Markets regulator Securities and Exchange Board of India issued a press release late last week stating that its board has accepted most of the recommendations of the takeover regulations advisory committee (Trac). Which committee is it referring to? There was a committee by that name appointed by Sebi, headed by C. Achutan. But according to news reports, another committee by the same name was set up by the finance ministry to review changes to the takeover code. Both committees held consultations and submitted their recommendations to Sebi.
It appears that recommendations of both these committees have been taken on board. The regulator has gone ahead with some of the Achutan committee’s recommendations, such as the one disallowing non-compete fees for promoters. It has also increased the initial trigger for an open offer to minority shareholders, from 15% to 25%.

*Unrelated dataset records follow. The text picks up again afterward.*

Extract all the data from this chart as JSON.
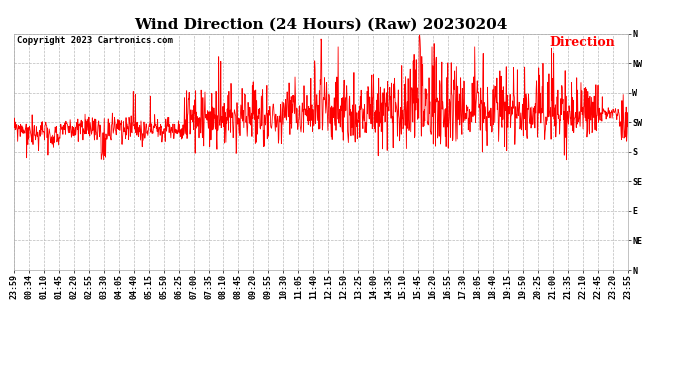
{
  "title": "Wind Direction (24 Hours) (Raw) 20230204",
  "copyright_text": "Copyright 2023 Cartronics.com",
  "legend_label": "Direction",
  "legend_color": "red",
  "line_color": "red",
  "background_color": "#ffffff",
  "grid_color": "#bbbbbb",
  "grid_style": "--",
  "ytick_labels": [
    "N",
    "NW",
    "W",
    "SW",
    "S",
    "SE",
    "E",
    "NE",
    "N"
  ],
  "ytick_values": [
    360,
    315,
    270,
    225,
    180,
    135,
    90,
    45,
    0
  ],
  "ylim": [
    0,
    360
  ],
  "xtick_labels": [
    "23:59",
    "00:34",
    "01:10",
    "01:45",
    "02:20",
    "02:55",
    "03:30",
    "04:05",
    "04:40",
    "05:15",
    "05:50",
    "06:25",
    "07:00",
    "07:35",
    "08:10",
    "08:45",
    "09:20",
    "09:55",
    "10:30",
    "11:05",
    "11:40",
    "12:15",
    "12:50",
    "13:25",
    "14:00",
    "14:35",
    "15:10",
    "15:45",
    "16:20",
    "16:55",
    "17:30",
    "18:05",
    "18:40",
    "19:15",
    "19:50",
    "20:25",
    "21:00",
    "21:35",
    "22:10",
    "22:45",
    "23:20",
    "23:55"
  ],
  "title_fontsize": 11,
  "copyright_fontsize": 6.5,
  "legend_fontsize": 9,
  "tick_fontsize": 6,
  "figsize": [
    6.9,
    3.75
  ],
  "dpi": 100
}
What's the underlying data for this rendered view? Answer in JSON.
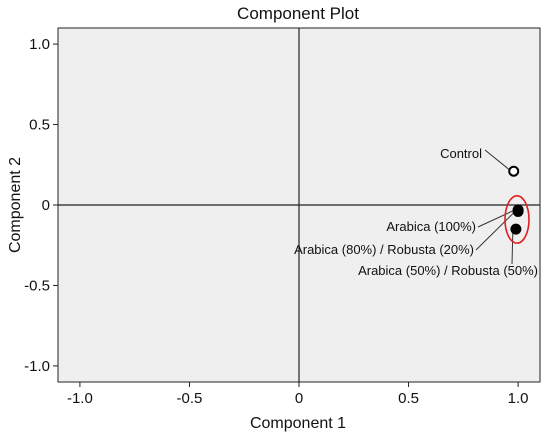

But Sebi has considerably diluted the recommendation of making it mandatory for companies making acquisitions to buy out all the shareholders of the target company, or in other words, make an open offer for 100% of the target company’s shares. It has decided to make a token increase in the open offer size to 26%. Needless to say, this was the main recommendation of the committee. It would have made a sweeping change to takeover regulations in India and brought them closer to international standards.
The Achutan committee had noted in its report that making offers of less than 100% gives rise to inequity. Promoter shareholders can sell their entire stake to the acquirer, but non-promoter shareholders have to be content with a partial sale of their shares if the response to the open offer is larger than the size of the open offer. The committee also noted that 100% offers are the norm in several international jurisdictions.
Also read | Mobis Philipose’s earlier columns
Most Indian companies that have made overseas acquisitions have had to acquire the entire shareholding of the target company. The committee concluded that “there is a very strong case for allowing all public shareholders to obtain a complete exit whenever an open offer is made.” It added that this recommendation “is based on several aspects including sound conceptual underpinnings, international best practices and feedback from the public.”
Achutan is a former presiding officer of the Securities Appellate Tribunal and his committee included 11 other members including representatives from leading investment banks, large companies, law firms, an investor association, an academician and executives from Sebi. Apart from its own deliberations, the committee relied on feedback from the public before making its recommendations. It’s not that all recommendations of all committees are to be always implemented; but considering that Trac had done its homework and given good reasoning for its recommendations, one would imagine that Sebi had good reasons to overrule the one on the open offer size.
Sebi chairman U.K. Sinha has said 100% offers would give overseas acquirers advantage over domestic companies, given the absence of acquisition finance in the country. It’s important to note that the Achutan committee has acknowledged these concerns and said that “the philosophy of equitable and fair treatment of all shareholders should have a primacy over other considerations.”
It should not be forgotten here that the decision to dilute the committee’s main recommendation may not have been taken at Sebi at all. News reports earlier this year said that the finance ministry held consultations on the takeover code with stakeholders, including industry associations. One report by the Press Trust of India even said that the ministry will finalize the changes in the takeover code, and that once it clears the amendments, it is likely to be cleared by Sebi in its next board meeting. Ironically, the committee set up by the finance ministry to review these changes, chaired by chief economic adviser Kaushik Basu, was called takeover regulations advisory committee. The reports also said the finance ministry was coming to a view that 100% offers would make acquisitions expensive, and this recommendation should be reviewed.
Going by these new reports, it does look like Sebi had two committee reports to consider. Of course, we don’t know if the second committee submitted a report, but its recommendations seem to have carried more weight. As mentioned earlier in this column, this works against the autonomy of Sebi, which was established as an independent regulator around 20 years ago.
The first committee took feedback from the public before making its recommendations. Its report was then put out for public comments by Sebi. For the finance ministry to step in and say that we will hold fresh consultations with stakeholders is a farce.
In the process, an opportunity to make India’s takeover regulations fair and equitable and bring them closer to international standards has been squandered.